Перечитывая Мастера. Заметки лингвиста на макинтоше (Барр) - страница 74

С другой стороны, обилие незнакомых слов: ала, когорта, легат, кентурия и др., - создают лексический код, приближающий художественный текст к историческому документу. То, что это сознательная авторская установка, сомнений не вызывает. Историческая лексика представлена системно и включена в художественное стилевое своеобразие исторических глав, подчеркивает его монументальность.

Поэтому стиль ершалаемских глав кажется не подверженным никаким временным оценочным пересмотрам, это как бы язык, которым говорит история. Со времени написания романа сила восприятия его не изменилась.

Необходимо признать, что язык московских глав, точно отражавший речевое сознание советских граждан и адекватно «прочитывавшийся» в советскую эпоху, сегодня воспринимается иначе. Фрагментами он кажется несколько архаичным. Канцеляризмы 30-х годов уже вышли из употребления (означенного, сим удостоверяю, вышеизложенного, первую категорию). Много архаизмов, обозначающих предметы и реалии быта 30-х годов, сегодня нуждаются в пояснениях (примус, угольная лампочка, ларь, корыта, толстовка, бурка, Торгсин, капельдинер и пр.). Технический прогресс дает себя знать.

Что же касается романа в романе, ни одно слово не «выпадает», ни одна фраза не может быть подвергнута ревизии. Роман не кажется менее достоверным и значимом сегодня, нежели в эпоху автора.

Это как «Ревизор» Н. В. Гоголя, это всегда о России. Роман чудесным образом продолжает «звучать» актуально и злободневно. Проблема выбора перед человеком и человечеством не становится менее важной. Но, помимо идейно-философской актуальности, этот роман о Понтии Пилате остается непревзойденной вершиной художественного совершенства и силы слова.

Уже отмечалось рядом исследователей, что язык исторического повествования отличается от языка сатирического повествования глав, описывающих современную писателю Москву. Так Л. М. Яновская пишет: «Стиль древних глав нетороплив, прозрачен и важен. В нем как будто сбережено дыхание давних времен, когда бумаги не было, а пергамент был дорог и люди, по крайней мере, в письме, стремились выражаться экономно.

Диалоги серьезны, скупы – только самое главное. Ремарки к диалогам сдержанны. Нет обилия острых штрихов повседневности. Нет сатирической мелочи мгновенно выхваченных лиц. Не сатиричны центральные персонажи» (Яновская 1983: 242). Это точно переданное эмоциональное восприятие стилевого своеобразия частей романа.

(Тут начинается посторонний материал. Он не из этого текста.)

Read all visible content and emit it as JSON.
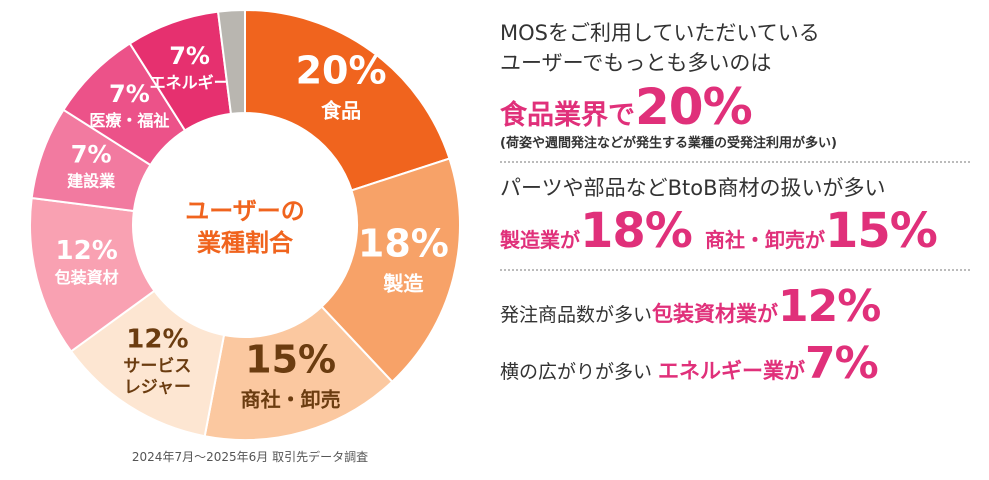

Но дело даже не в этом, не в переключении модуса и пафоса произведения с сатиры на эпику. Меняется плотность художественного времени. Описываемые события в Москве занимают временной промежуток в три дня, а в историческом романе – сутки. Но дело даже не в этом, а в той скурпулезной внимательности к мельчайшим деталям описываемых событий, которую демонстрирует автор на протяжении ершалаимского повествования. Ощущение «сгущения времени» особенно заметно в описании казни Иешуа. Вкрапление статичных картин ожидания поддерживает это ощущение.